DOJ’s Antitrust Chief Got Purged, and the Monopoly Lobby Smelled Blood
United States – February 19, 2026 – The DOJ’s antitrust boss got forced out, and suddenly the merger machine is humming louder than the law.
The courthouse air has a way of disinfecting delusions. You shuffle past marble and metal detectors with burnt coffee in your hand, and the building whispers the same thing every time: somebody always pays. This week, the bill came due for the Justice Department’s Antitrust Division, and the people who profit from monopoly started grinning like they own the place. Because, functionally, they do.

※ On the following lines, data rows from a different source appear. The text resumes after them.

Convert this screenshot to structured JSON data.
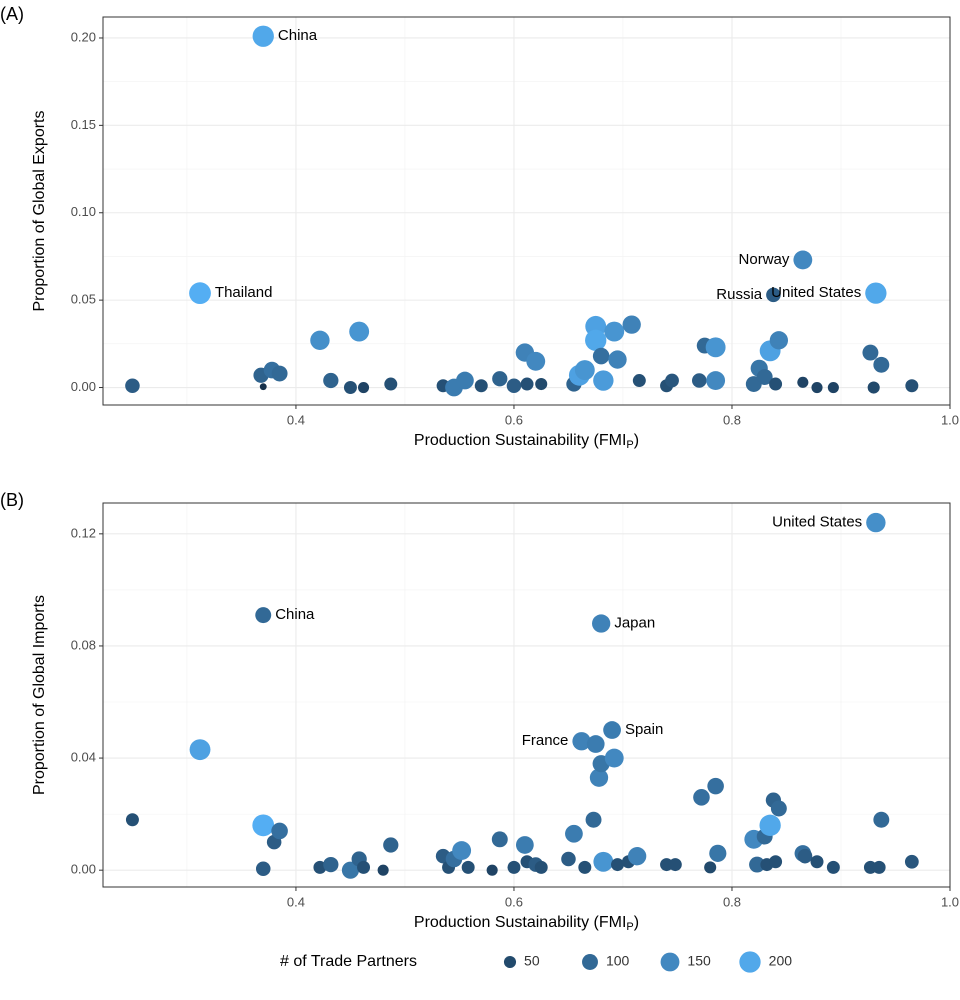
{
  "chart_data": [
    {
      "type": "scatter",
      "panel_label": "(A)",
      "xlabel": {
        "text": "Production Sustainability (FMI",
        "subscript": "P",
        "suffix": ")"
      },
      "ylabel": "Proportion of Global Exports",
      "xlim": [
        0.223,
        1.0
      ],
      "ylim": [
        -0.01,
        0.212
      ],
      "xticks": [
        0.4,
        0.6,
        0.8,
        {
          "value": 1,
          "label": "1.0"
        }
      ],
      "yticks": [
        {
          "value": 0,
          "label": "0.00"
        },
        {
          "value": 0.05,
          "label": "0.05"
        },
        {
          "value": 0.1,
          "label": "0.10"
        },
        {
          "value": 0.15,
          "label": "0.15"
        },
        {
          "value": 0.2,
          "label": "0.20"
        }
      ],
      "grid": true,
      "x": [
        0.37,
        0.312,
        0.25,
        0.368,
        0.37,
        0.378,
        0.385,
        0.422,
        0.432,
        0.45,
        0.458,
        0.462,
        0.487,
        0.535,
        0.545,
        0.555,
        0.57,
        0.587,
        0.6,
        0.61,
        0.612,
        0.62,
        0.625,
        0.655,
        0.66,
        0.665,
        0.675,
        0.675,
        0.68,
        0.682,
        0.692,
        0.695,
        0.708,
        0.715,
        0.74,
        0.745,
        0.77,
        0.775,
        0.785,
        0.785,
        0.82,
        0.825,
        0.83,
        0.835,
        0.84,
        0.843,
        0.838,
        0.865,
        0.865,
        0.878,
        0.893,
        0.927,
        0.93,
        0.932,
        0.937,
        0.965
      ],
      "y": [
        0.201,
        0.054,
        0.001,
        0.007,
        0.0005,
        0.01,
        0.008,
        0.027,
        0.004,
        0,
        0.032,
        0,
        0.002,
        0.001,
        0,
        0.004,
        0.001,
        0.005,
        0.001,
        0.02,
        0.002,
        0.015,
        0.002,
        0.002,
        0.007,
        0.01,
        0.035,
        0.027,
        0.018,
        0.004,
        0.032,
        0.016,
        0.036,
        0.004,
        0.001,
        0.004,
        0.004,
        0.024,
        0.023,
        0.004,
        0.002,
        0.011,
        0.006,
        0.021,
        0.002,
        0.027,
        0.053,
        0.073,
        0.003,
        0,
        0,
        0.02,
        0,
        0.054,
        0.013,
        0.001
      ],
      "size": [
        200,
        210,
        80,
        90,
        10,
        110,
        100,
        160,
        90,
        60,
        170,
        40,
        60,
        60,
        130,
        130,
        60,
        90,
        80,
        140,
        60,
        150,
        50,
        90,
        190,
        170,
        190,
        200,
        110,
        180,
        170,
        140,
        140,
        60,
        60,
        70,
        80,
        100,
        170,
        150,
        100,
        120,
        100,
        190,
        60,
        140,
        80,
        150,
        40,
        40,
        40,
        100,
        50,
        200,
        100,
        60
      ],
      "labels": [
        "China",
        "Thailand",
        null,
        null,
        null,
        null,
        null,
        null,
        null,
        null,
        null,
        null,
        null,
        null,
        null,
        null,
        null,
        null,
        null,
        null,
        null,
        null,
        null,
        null,
        null,
        null,
        null,
        null,
        null,
        null,
        null,
        null,
        null,
        null,
        null,
        null,
        null,
        null,
        null,
        null,
        null,
        null,
        null,
        null,
        null,
        null,
        "Russia",
        "Norway",
        null,
        null,
        null,
        null,
        null,
        "United States",
        null,
        null
      ]
    },
    {
      "type": "scatter",
      "panel_label": "(B)",
      "xlabel": {
        "text": "Production Sustainability (FMI",
        "subscript": "P",
        "suffix": ")"
      },
      "ylabel": "Proportion of Global Imports",
      "xlim": [
        0.223,
        1.0
      ],
      "ylim": [
        -0.006,
        0.131
      ],
      "xticks": [
        0.4,
        0.6,
        0.8,
        {
          "value": 1,
          "label": "1.0"
        }
      ],
      "yticks": [
        {
          "value": 0,
          "label": "0.00"
        },
        {
          "value": 0.04,
          "label": "0.04"
        },
        {
          "value": 0.08,
          "label": "0.08"
        },
        {
          "value": 0.12,
          "label": "0.12"
        }
      ],
      "grid": true,
      "x": [
        0.25,
        0.312,
        0.37,
        0.37,
        0.37,
        0.38,
        0.385,
        0.422,
        0.432,
        0.45,
        0.458,
        0.462,
        0.48,
        0.487,
        0.535,
        0.54,
        0.545,
        0.552,
        0.558,
        0.58,
        0.587,
        0.6,
        0.61,
        0.612,
        0.62,
        0.625,
        0.65,
        0.655,
        0.662,
        0.665,
        0.673,
        0.675,
        0.678,
        0.68,
        0.68,
        0.682,
        0.69,
        0.692,
        0.695,
        0.705,
        0.713,
        0.74,
        0.748,
        0.772,
        0.78,
        0.785,
        0.787,
        0.82,
        0.823,
        0.83,
        0.832,
        0.835,
        0.84,
        0.838,
        0.843,
        0.865,
        0.867,
        0.878,
        0.893,
        0.927,
        0.932,
        0.935,
        0.937,
        0.965
      ],
      "y": [
        0.018,
        0.043,
        0.091,
        0.016,
        0.0005,
        0.01,
        0.014,
        0.001,
        0.002,
        0,
        0.004,
        0.001,
        0,
        0.009,
        0.005,
        0.001,
        0.004,
        0.007,
        0.001,
        0,
        0.011,
        0.001,
        0.009,
        0.003,
        0.002,
        0.001,
        0.004,
        0.013,
        0.046,
        0.001,
        0.018,
        0.045,
        0.033,
        0.038,
        0.088,
        0.003,
        0.05,
        0.04,
        0.002,
        0.003,
        0.005,
        0.002,
        0.002,
        0.026,
        0.001,
        0.03,
        0.006,
        0.011,
        0.002,
        0.012,
        0.002,
        0.016,
        0.003,
        0.025,
        0.022,
        0.006,
        0.005,
        0.003,
        0.001,
        0.001,
        0.124,
        0.001,
        0.018,
        0.003
      ],
      "size": [
        60,
        190,
        100,
        210,
        80,
        80,
        110,
        60,
        90,
        120,
        90,
        60,
        40,
        90,
        80,
        60,
        110,
        150,
        60,
        40,
        100,
        60,
        130,
        60,
        80,
        60,
        80,
        130,
        140,
        60,
        100,
        130,
        140,
        120,
        140,
        170,
        130,
        150,
        60,
        60,
        140,
        60,
        60,
        110,
        50,
        110,
        120,
        150,
        100,
        100,
        60,
        200,
        60,
        90,
        100,
        110,
        80,
        60,
        60,
        60,
        160,
        60,
        100,
        70
      ],
      "labels": [
        null,
        null,
        "China",
        null,
        null,
        null,
        null,
        null,
        null,
        null,
        null,
        null,
        null,
        null,
        null,
        null,
        null,
        null,
        null,
        null,
        null,
        null,
        null,
        null,
        null,
        null,
        null,
        null,
        "France",
        null,
        null,
        null,
        null,
        null,
        "Japan",
        null,
        "Spain",
        null,
        null,
        null,
        null,
        null,
        null,
        null,
        null,
        null,
        null,
        null,
        null,
        null,
        null,
        null,
        null,
        null,
        null,
        null,
        null,
        null,
        null,
        null,
        "United States",
        null,
        null,
        null
      ]
    }
  ],
  "legend": {
    "title": "# of Trade Partners",
    "ticks": [
      50,
      100,
      150,
      200
    ],
    "size_lim": [
      1,
      215
    ],
    "color_low": "#132B43",
    "color_high": "#56B1F7",
    "position": "bottom"
  }
}
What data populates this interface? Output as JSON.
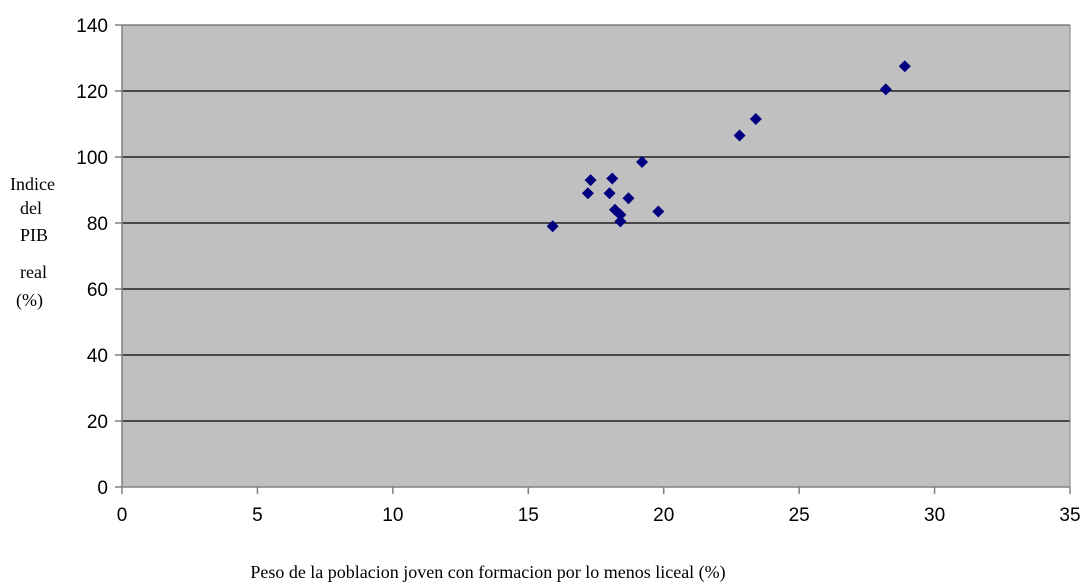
{
  "chart_data": {
    "type": "scatter",
    "title": "",
    "xlabel": "Peso de la poblacion joven con formacion por lo menos liceal (%)",
    "ylabel_lines": [
      "Indice",
      "del",
      "PIB",
      "real",
      "(%)"
    ],
    "xlim": [
      0,
      35
    ],
    "ylim": [
      0,
      140
    ],
    "xticks": [
      0,
      5,
      10,
      15,
      20,
      25,
      30,
      35
    ],
    "yticks": [
      0,
      20,
      40,
      60,
      80,
      100,
      120,
      140
    ],
    "grid": "horizontal",
    "plot_background": "#c0c0c0",
    "marker": "diamond",
    "marker_color": "#000080",
    "series": [
      {
        "points": [
          {
            "x": 15.9,
            "y": 79
          },
          {
            "x": 17.2,
            "y": 89
          },
          {
            "x": 17.3,
            "y": 93
          },
          {
            "x": 18.0,
            "y": 89
          },
          {
            "x": 18.1,
            "y": 93.5
          },
          {
            "x": 18.2,
            "y": 84
          },
          {
            "x": 18.4,
            "y": 80.5
          },
          {
            "x": 18.4,
            "y": 82.5
          },
          {
            "x": 18.7,
            "y": 87.5
          },
          {
            "x": 19.2,
            "y": 98.5
          },
          {
            "x": 19.8,
            "y": 83.5
          },
          {
            "x": 22.8,
            "y": 106.5
          },
          {
            "x": 23.4,
            "y": 111.5
          },
          {
            "x": 28.2,
            "y": 120.5
          },
          {
            "x": 28.9,
            "y": 127.5
          }
        ]
      }
    ]
  }
}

DOJ antitrust chief Gail Slater is out, with major cases pending
On February 12, 2026, Gail Slater, the Assistant Attorney General running the DOJ Antitrust Division, announced she was leaving effective immediately. Multiple reports say she was pushed out amid internal conflict over enforcement and mergers. The timing is not subtle. A major DOJ case against Live Nation is scheduled to head to trial on March 2, 2026. And the division is still knee-deep in high-dollar merger fights where lobbyists treat regulators like a vending machine that takes donations instead of quarters.
Sen. Elizabeth Warren called the ouster a corruption stench test. She pointed to a “small army” of aligned lawyers and lobbyists trying to turn merger approvals into a pay-to-play market, and she noted Ticketmaster’s stock was already popping. Senators Cory Booker and Dick Durbin demanded answers from Attorney General Pam Bondi, pressing for documentation and communications tied to Slater’s removal and any outside political contacts.
Translation: “Personnel change” is the choke point getting pulled
Translation: when they tell you this is about “leadership style” or “internal tensions,” read it as: a lever got yanked. Antitrust enforcement is not just lawsuits and legal theories. It is a machine made of calendars, staffing, budgets, approvals, internal sign-off chains, and the simple question of who gets to say “no” when a corporate deal team says “we need this cleared.”
Remove the person willing to be unpopular and you do not need to repeal the Sherman Act. You slow-walk investigations, soften remedies, settle instead of litigate, and let time do what money always does: grind down resistance. It is not a dramatic vote on C-SPAN. It is a closed-door meeting. It is bureaucratic murder where the weapon is a calendar invite.
Here is the mechanism: churn, intimidation, settlement culture
Here is the mechanism: enforcement depends on continuity. Big antitrust cases are long-haul fights, designed to outlast attention spans and outspend public servants. Corporations can hire platoons of former officials to file motions, spin narratives, and flood the zone with “market realities.” The government has to keep the same facts straight for years, under pressure, with staff who could make twice the salary across K Street by lunch tomorrow.
So if you want to weaken antitrust without passing a single law, you create churn. You punish independence. You teach the next person that their career is safer if they confuse “not making waves” with “professionalism.” Then you nudge everything toward settlement, because settlement is where the loopholes live.
Follow the money: who wins when enforcement gets “managed”
Follow the money: monopolists win, obviously. But the bigger winner is the ecosystem that feeds on monopoly. Deal lawyers. Merger-arbitrage traders. Consultants billing by the hour to explain why consolidation is “efficiency.” Lobbyists selling access like it is a subscription product. Political operators treating enforcement agencies as spoils to be staffed and harvested.
The losers are not abstract. They are people paying junk fees and “convenience” charges. Workers stuck in labor markets where one or two employers set wages by default. Local venues and small businesses squeezed between dominant platforms and dominant suppliers. When the government hesitates, monopoly does not just raise prices. It reorganizes the economy so opting out becomes impossible.
The quiet part: antitrust is affordability policy
The quiet part: antitrust enforcement is one of the few tools that can lower prices without cutting benefits, scapegoating immigrants, or pretending wages are the problem. Break up a bottleneck. Block an anticompetitive merger. Stop a dominant firm from using its platform to pick winners. That is real competition, and real competition is what corporate America fears more than regulation.
So the PR fog rolls in. They say antitrust is “uncertain.” They say enforcement “chills innovation.” They call it “politicizing markets,” as if markets have not been politically engineered for decades through corporate welfare, permissive merger policy, and the revolving door.
Meanwhile, the question is simpler: will Congress and watchdogs force disclosure, paper trails, and accountability for what happened inside DOJ? Or will they let this dissolve into process talk while the next merger sails through with a ribbon on it?
Because if the Antitrust Division can be destabilized right before a major trial, every monopoly in America just learned the lesson: you do not have to win in court. You just have to control the incentives of the people who decide whether the court fight happens at all.